Die Gewalt nimmt unterschiedliche Formen an. Auf der einen Seite steht die physische Gewalt in Form von Morden oder Vertreibungen der Indigenen von ihrem angestammten Land durch die Großgrundbesitzer. Auch Großprojekte wie zum Beispiel die vielen Staudämme haben ähnlich gewalttätige Folgen. Oft werden die Leichen der Opfer nie zurückgebracht. Wenn der Leichnam nicht in der Erde begraben wird, ist der Verlust für die Indigenen eine Wunde, die nie heilt. Auf der anderen Seite stehen kulturelle und strukturelle Formen von Gewalt. Viele Indigene leben eingepfercht und auf engstem Raum direkt an Bundesstraßen. Hinzu kommt die schlechte Ernährungssituation. Auch die stetige Bedrohung und Diskriminierung hinterlassen ihre Spuren. Als ich mit Indigenen vor Ort unterwegs war, blieben sie teilweise aus Angst im Auto sitzen, während ich Erledigungen machte. Menschen, deren Vorfahren schon seit Jahrhunderten an diesem Ort lebten, trauen sich also nicht mehr, sich frei zu bewegen. Das war sehr schockierend für mich.

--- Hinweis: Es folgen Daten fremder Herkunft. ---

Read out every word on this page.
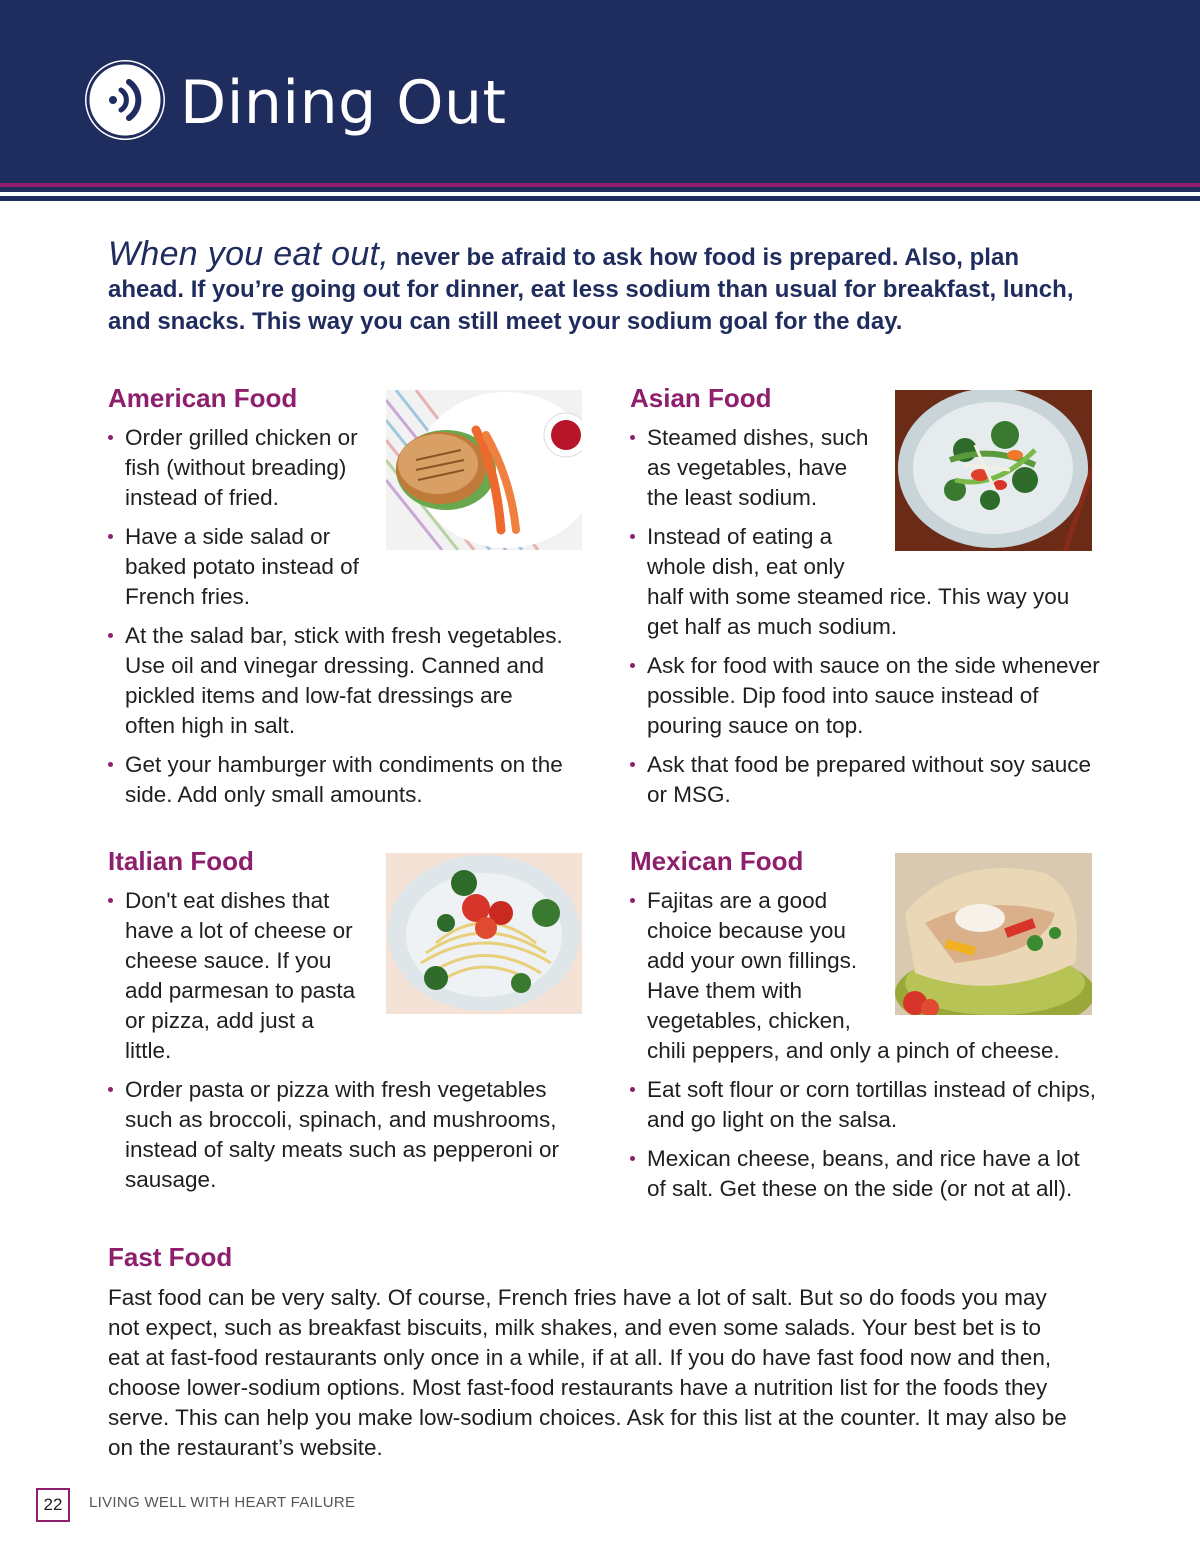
Dining Out

When you eat out, never be afraid to ask how food is prepared. Also, plan ahead. If you’re going out for dinner, eat less sodium than usual for breakfast, lunch, and snacks. This way you can still meet your sodium goal for the day.

American Food
Order grilled chicken or fish (without breading) instead of fried.
Have a side salad or baked potato instead of French fries.
At the salad bar, stick with fresh vegetables. Use oil and vinegar dressing. Canned and pickled items and low-fat dressings are often high in salt.
Get your hamburger with condiments on the side. Add only small amounts.
Asian Food
Steamed dishes, such as vegetables, have the least sodium.
Instead of eating a whole dish, eat only half with some steamed rice. This way you get half as much sodium.
Ask for food with sauce on the side whenever possible. Dip food into sauce instead of pouring sauce on top.
Ask that food be prepared without soy sauce or MSG.
Italian Food
Don't eat dishes that have a lot of cheese or cheese sauce. If you add parmesan to pasta or pizza, add just a little.
Order pasta or pizza with fresh vegetables such as broccoli, spinach, and mushrooms, instead of salty meats such as pepperoni or sausage.
Mexican Food
Fajitas are a good choice because you add your own fillings. Have them with vegetables, chicken, chili peppers, and only a pinch of cheese.
Eat soft flour or corn tortillas instead of chips, and go light on the salsa.
Mexican cheese, beans, and rice have a lot of salt. Get these on the side (or not at all).
Fast Food

Fast food can be very salty. Of course, French fries have a lot of salt. But so do foods you may not expect, such as breakfast biscuits, milk shakes, and even some salads. Your best bet is to eat at fast-food restaurants only once in a while, if at all. If you do have fast food now and then, choose lower-sodium options. Most fast-food restaurants have a nutrition list for the foods they serve. This can help you make low-sodium choices. Ask for this list at the counter. It may also be on the restaurant’s website.

22	LIVING WELL WITH HEART FAILURE
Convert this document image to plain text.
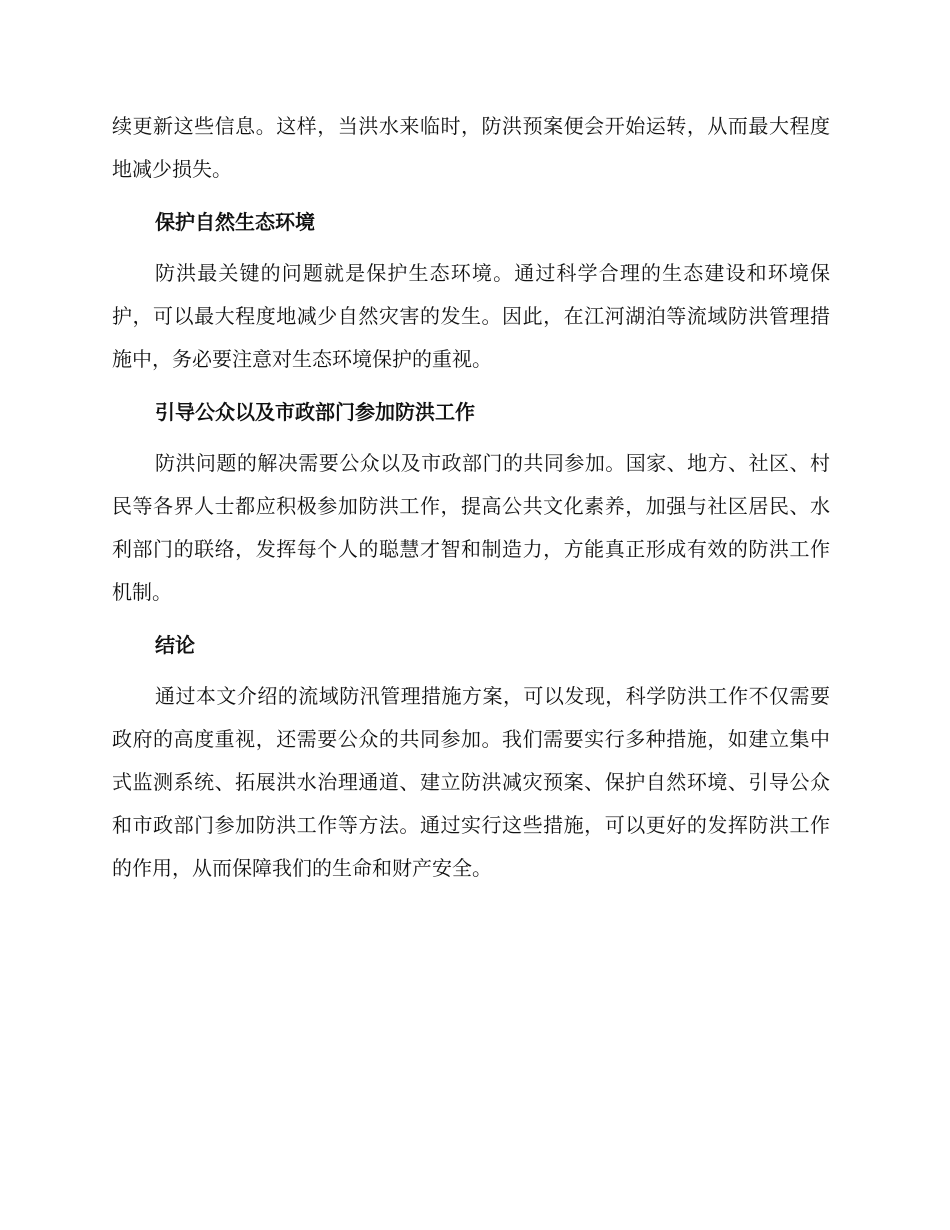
续更新这些信息。这样，当洪水来临时，防洪预案便会开始运转，从而最大程度地减少损失。

保护自然生态环境

防洪最关键的问题就是保护生态环境。通过科学合理的生态建设和环境保护，可以最大程度地减少自然灾害的发生。因此，在江河湖泊等流域防洪管理措施中，务必要注意对生态环境保护的重视。

引导公众以及市政部门参加防洪工作

防洪问题的解决需要公众以及市政部门的共同参加。国家、地方、社区、村民等各界人士都应积极参加防洪工作，提高公共文化素养，加强与社区居民、水利部门的联络，发挥每个人的聪慧才智和制造力，方能真正形成有效的防洪工作机制。

结论

通过本文介绍的流域防汛管理措施方案，可以发现，科学防洪工作不仅需要政府的高度重视，还需要公众的共同参加。我们需要实行多种措施，如建立集中式监测系统、拓展洪水治理通道、建立防洪减灾预案、保护自然环境、引导公众和市政部门参加防洪工作等方法。通过实行这些措施，可以更好的发挥防洪工作的作用，从而保障我们的生命和财产安全。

Brasiliens Indigene geben nicht auf: „Wir kämpfen für unser Recht. Land, Gerechtigkeit und Freiheit!“ ©Regina Reinart/MISEREOR

Wie ist die Lage für unsere Partnerorganisationen, die sich für die Belange der Indigenen einsetzen?

Seit Januar 2016 gingen mehr und mehr Nachrichten bei uns ein, dass Büros von Partnerorganisationen ausgeraubt oder zerstört wurden. Die Landpastoral (CPT), die Fachstelle für Indigene (CIMI) und die Bewegung der von Staudämmen Betroffenen (MAB), die sich für die Interessen der Indigenen einsetzen und von uns gefördert werden, hatten in den Gruppen, mit denen sie arbeiten, jeweils alle Mordopfer zu beklagen. Die Morde wurden von Großgrundbesitzern und einflussreichen Menschen mit geschäftlichen Interessen am Agrobusiness und Großprojekten verübt. In einem besonders schlimmen Fall wurde eine Mutter von zwei Kindern und ehrenamtliche Mitarbeiterin der Bewegung MAB im Januar 2016 brutal ermordet. Ihr Leichnam wurde erst im August gefunden und ihre Töchter mussten sie identifizieren.

Was tut MISEREOR für bedrohte Menschenrechtsverteidiger in Brasilien?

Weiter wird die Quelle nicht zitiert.